Re: Creating Hash of hash of hash dynamically
by rjc (Initiate) on Oct 11, 2004 at 16:31 UTC
    Thanks everyone, I know where I'm going now! -

    I was groping towards davido's approach - starting with deepest hash first - but hit my learning ceiling (I hail from land of JavaScript) so thanks for the lesson, Dave.

    Sorry I didn't give more background info:
    the csv file (maybe 300 or so lines/records) is posted by the client, who gets to decide himself:
    - how many levels of folder depth he wants on his website this month
    - how many fields display for each record

    So the first line of the parsed csv file gives me the FolderTitles list, annotated to tell the script how 'deep' the html site is going to be
    The first few fields on each subsequent line tell me the path where that record will live, and the leftover fields make up the record itself.
    Each line is always the same length.

    I previously hacked up an undignified version of the site using arrays and it's been working fine (and fast) but hashes would be simpler

    Anyway, thanks again,
    rjc

      I wish I could claim that I came up with the "build it in reverse" technique myself. I saw it first in a great book published by O'Reilly & Associates, "Mastering Algorithms with Perl". The book discusses (among many other topics) building linked lists, and one method is surprisingly similar to the solution I provided to your problem. Your situation was a little different, but being familiar with the Algorithms book provided me with the basic concept. I highly recommend the book.

      You can also learn a great deal about complex datastructures and Perl's references from the following POD's:

      • perlreftut - Tutorial on references.
      • perllol - Tutorial on building and manipulating lists of lists, and other similar datastructures using references.
      • perldsc - Perl Datastructure Cookbook... good stuff.
      • perlref - Of course, the definitive source.

      Happy hunting...


      Dave

Re: Creating Hash of hash of hash dynamically
by TheEnigma (Pilgrim) on Oct 11, 2004 at 15:16 UTC
    That's a rather scary looking structure! I think if you told us more exactly what you're trying to accomplish, maybe a simpler structure could be suggested.

    TheEnigma

Re: Creating Hash of hash of hash dynamically
by thospel (Hermit) on Oct 11, 2004 at 19:18 UTC
    I'll ignore the question if this is actually a good idea here (what happens if you want to put a value in a place that's also needed for a deeper part of the tree ?).

    The core loop to do something like this is actually pretty simple.

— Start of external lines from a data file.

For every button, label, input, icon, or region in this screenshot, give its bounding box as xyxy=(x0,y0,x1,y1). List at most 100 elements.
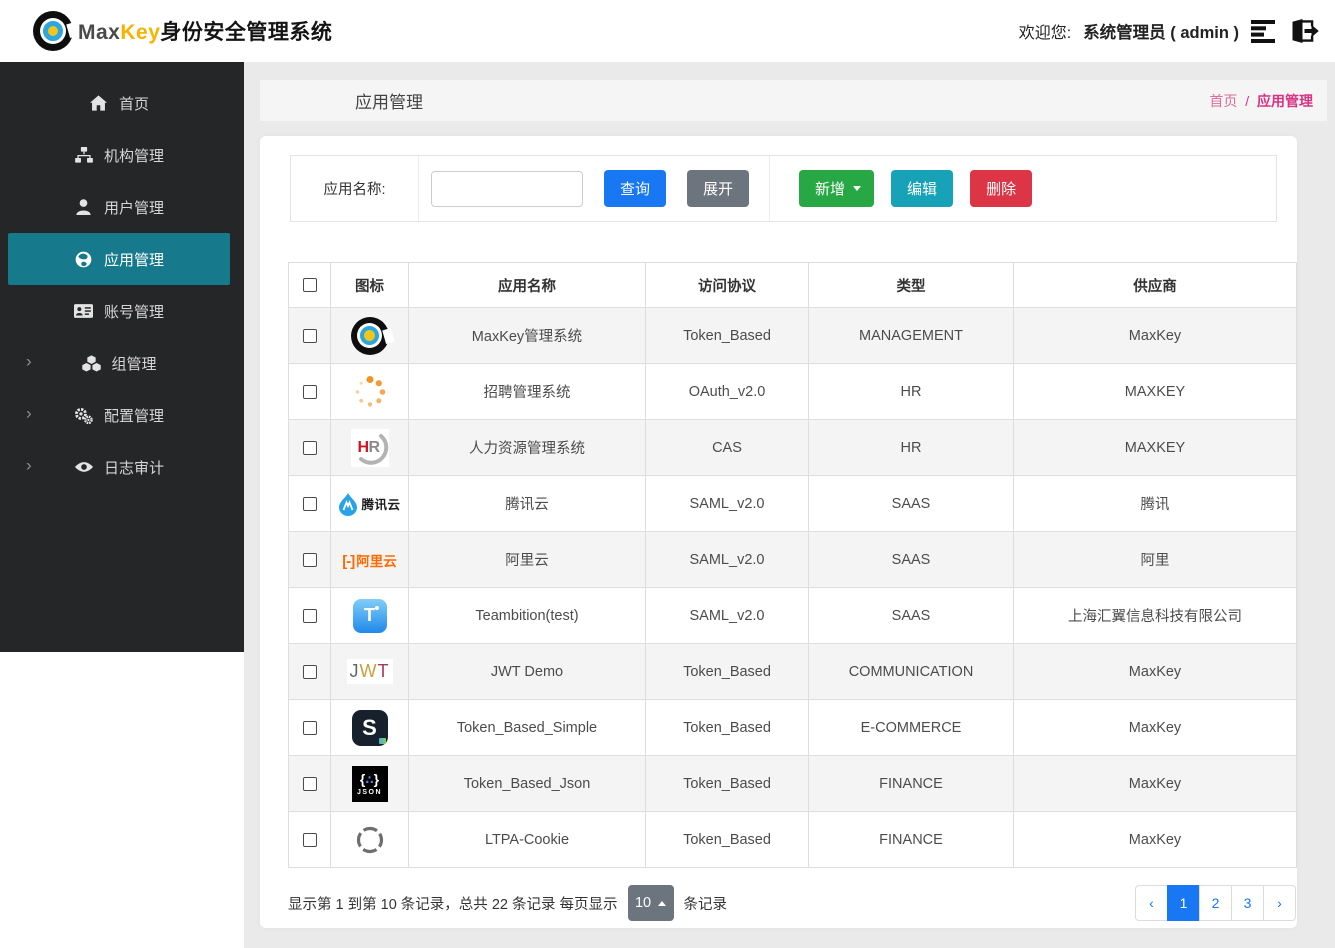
pager-prev[interactable]: ‹ xyxy=(1135,885,1168,921)
expand-button[interactable]: 展开 xyxy=(687,170,750,207)
pager-next[interactable]: › xyxy=(1263,885,1296,921)
cell-app-name: 腾讯云 xyxy=(408,475,646,532)
page-title: 应用管理 xyxy=(355,93,423,112)
cell-app-name: 阿里云 xyxy=(408,531,646,588)
cell-checkbox xyxy=(288,699,331,756)
table-row[interactable]: JWT JWT Demo Token_Based COMMUNICATION MaxKe… xyxy=(288,643,1297,700)
gears-icon xyxy=(74,407,94,424)
edit-button[interactable]: 编辑 xyxy=(891,170,954,207)
title-band: 应用管理 首页 / 应用管理 xyxy=(260,80,1327,121)
table-row[interactable]: 招聘管理系统 OAuth_v2.0 HR MAXKEY xyxy=(288,363,1297,420)
cell-vendor: MAXKEY xyxy=(1013,419,1297,476)
app-name-search-input[interactable] xyxy=(431,170,583,207)
table-row[interactable]: H R 人力资源管理系统 CAS HR MAXKEY xyxy=(288,419,1297,476)
sidebar-item-org[interactable]: 机构管理 xyxy=(8,129,230,181)
table-row[interactable]: S Token_Based_Simple Token_Based E-COMMERCE… xyxy=(288,699,1297,756)
search-group: 查询 展开 xyxy=(419,156,771,221)
sidebar-item-app[interactable]: 应用管理 xyxy=(8,233,230,285)
cell-icon: S xyxy=(330,699,409,756)
sidebar-item-label: 配置管理 xyxy=(103,407,164,425)
cell-checkbox xyxy=(288,307,331,364)
table-row[interactable]: T Teambition(test) SAML_v2.0 SAAS 上海汇翼信息科技有限… xyxy=(288,587,1297,644)
query-button[interactable]: 查询 xyxy=(604,170,667,207)
sidebar-item-home[interactable]: 首页 xyxy=(8,77,230,129)
list-menu-icon[interactable] xyxy=(1251,19,1278,43)
add-button[interactable]: 新增 xyxy=(799,170,875,207)
sidebar-item-label: 首页 xyxy=(118,95,149,113)
row-checkbox[interactable] xyxy=(302,832,317,847)
cell-app-type: SAAS xyxy=(808,475,1014,532)
table-body: MaxKey管理系统 Token_Based MANAGEMENT MaxKey 招聘管… xyxy=(288,307,1297,868)
brand-key: Key xyxy=(120,21,161,44)
globe-icon xyxy=(74,251,94,268)
cell-vendor: MaxKey xyxy=(1013,755,1297,812)
cell-app-type: MANAGEMENT xyxy=(808,307,1014,364)
cell-protocol: Token_Based xyxy=(645,643,809,700)
row-checkbox[interactable] xyxy=(302,776,317,791)
sidebar-item-label: 账号管理 xyxy=(103,303,164,321)
column-header: 应用名称 xyxy=(408,262,646,308)
row-checkbox[interactable] xyxy=(302,328,317,343)
cell-app-type: COMMUNICATION xyxy=(808,643,1014,700)
sidebar-menu: 首页 机构管理 用户管理 应用管理 账号管理 › 组管理 › 配置管理 › 日志审计 xyxy=(0,77,244,493)
user-icon xyxy=(74,199,94,215)
row-checkbox[interactable] xyxy=(302,664,317,679)
pager: ‹ 1 2 3 › xyxy=(1135,885,1296,921)
pager-page-2[interactable]: 2 xyxy=(1199,885,1232,921)
table-header-row: 图标 应用名称 访问协议 类型 供应商 xyxy=(288,262,1297,308)
sidebar-item-group[interactable]: › 组管理 xyxy=(8,337,230,389)
page-size-select[interactable]: 10 xyxy=(627,885,674,921)
delete-button[interactable]: 删除 xyxy=(970,170,1033,207)
current-user: 系统管理员 ( admin ) xyxy=(1083,24,1239,42)
table-row[interactable]: LTPA-Cookie Token_Based FINANCE MaxKey xyxy=(288,811,1297,868)
cell-icon: {∴} JSON xyxy=(330,755,409,812)
cell-app-type: FINANCE xyxy=(808,811,1014,868)
row-checkbox[interactable] xyxy=(302,496,317,511)
brand-suffix: 身份安全管理系统 xyxy=(160,21,333,44)
sidebar-item-audit[interactable]: › 日志审计 xyxy=(8,441,230,493)
content-panel: 应用名称: 查询 展开 新增 编辑 删除 图标 应用名称 访问协议 类型 供应商… xyxy=(260,136,1297,928)
cell-icon xyxy=(330,811,409,868)
breadcrumb-root[interactable]: 首页 xyxy=(1209,93,1237,109)
caret-up-icon xyxy=(658,900,667,906)
hr-icon: HR xyxy=(350,428,389,467)
cell-icon: T xyxy=(330,587,409,644)
summary-suffix: 条记录 xyxy=(683,896,728,913)
table-row[interactable]: {∴} JSON Token_Based_Json Token_Based FINANC… xyxy=(288,755,1297,812)
pager-page-3[interactable]: 3 xyxy=(1231,885,1264,921)
row-checkbox[interactable] xyxy=(302,552,317,567)
brand-text: MaxKey身份安全管理系统 xyxy=(78,16,332,46)
brand[interactable]: MaxKey身份安全管理系统 xyxy=(33,11,332,51)
cell-vendor: MaxKey xyxy=(1013,811,1297,868)
breadcrumb-separator: / xyxy=(1245,92,1250,109)
row-checkbox[interactable] xyxy=(302,384,317,399)
column-header: 图标 xyxy=(330,262,409,308)
row-checkbox[interactable] xyxy=(302,440,317,455)
sidebar-item-label: 用户管理 xyxy=(103,199,164,217)
sidebar-item-config[interactable]: › 配置管理 xyxy=(8,389,230,441)
table-row[interactable]: 腾讯云 腾讯云 SAML_v2.0 SAAS 腾讯 xyxy=(288,475,1297,532)
search-toolbar: 应用名称: 查询 展开 新增 编辑 删除 xyxy=(290,155,1277,222)
row-checkbox[interactable] xyxy=(302,608,317,623)
cell-vendor: MaxKey xyxy=(1013,643,1297,700)
table-row[interactable]: [-] 阿里云 阿里云 SAML_v2.0 SAAS 阿里 xyxy=(288,531,1297,588)
select-all-header-cell xyxy=(288,262,331,308)
select-all-checkbox[interactable] xyxy=(302,278,317,293)
sitemap-icon xyxy=(74,147,94,163)
sidebar-item-label: 机构管理 xyxy=(103,147,164,165)
teambition-icon: T xyxy=(352,598,387,633)
row-checkbox[interactable] xyxy=(302,720,317,735)
home-icon xyxy=(89,95,109,111)
logout-icon[interactable] xyxy=(1290,18,1320,44)
cell-protocol: Token_Based xyxy=(645,755,809,812)
cell-app-name: 招聘管理系统 xyxy=(408,363,646,420)
breadcrumb-current: 应用管理 xyxy=(1257,92,1313,109)
sidebar-item-account[interactable]: 账号管理 xyxy=(8,285,230,337)
sidebar-item-user[interactable]: 用户管理 xyxy=(8,181,230,233)
ltpa-target-icon xyxy=(352,822,388,858)
chevron-right-icon: › xyxy=(26,351,32,371)
page-size-value: 10 xyxy=(634,895,652,911)
table-row[interactable]: MaxKey管理系统 Token_Based MANAGEMENT MaxKey xyxy=(288,307,1297,364)
cell-icon: HR xyxy=(330,419,409,476)
pager-page-1[interactable]: 1 xyxy=(1167,885,1200,921)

Let's say you have an array of level names, a target value and hash to start from:

    #! /usr/bin/perl -w # Set up some stuff for this example use strict; use Data::Dumper; my %hash; my @levels = qw(a b c); my $value = 5; # The next three lines are the essence: my $work = \\%hash; $work = \$$work->{$_} for @levels; $$work = $value; # Show that it worked print Dumper(\%hash);

    If the number of levels can be 0, the top level assign can be a scalar one, so you'd need to start with a scalar instead of a hash:

    my $hash; my $work = \$hash; $work = \$$work->{$_} for @levels; $$work = $value;

    The advantage of this forward walking way of doing things is that you can apply it several times to put multiple level/value sets in there (as long as you take care that a value doesn't block a subtree)

    However, if there is some character that cannot appear in the titles, it's probably easier to just join all titles using that character as separator and use that as hash key. You can use split if you need to split up such a key into titles again. This leads to a much easier to use and understand datastructure (if there is no such character, you can still get this idea working with some form of escaping or counted packs, but it gets a bit trickier and maybe not worth it anymore), e.g.:

    $hash{join(",", @levels)} = $value;
    In your case the input already has the comma separated titles as a substring, which you could even extract directly after reading a line.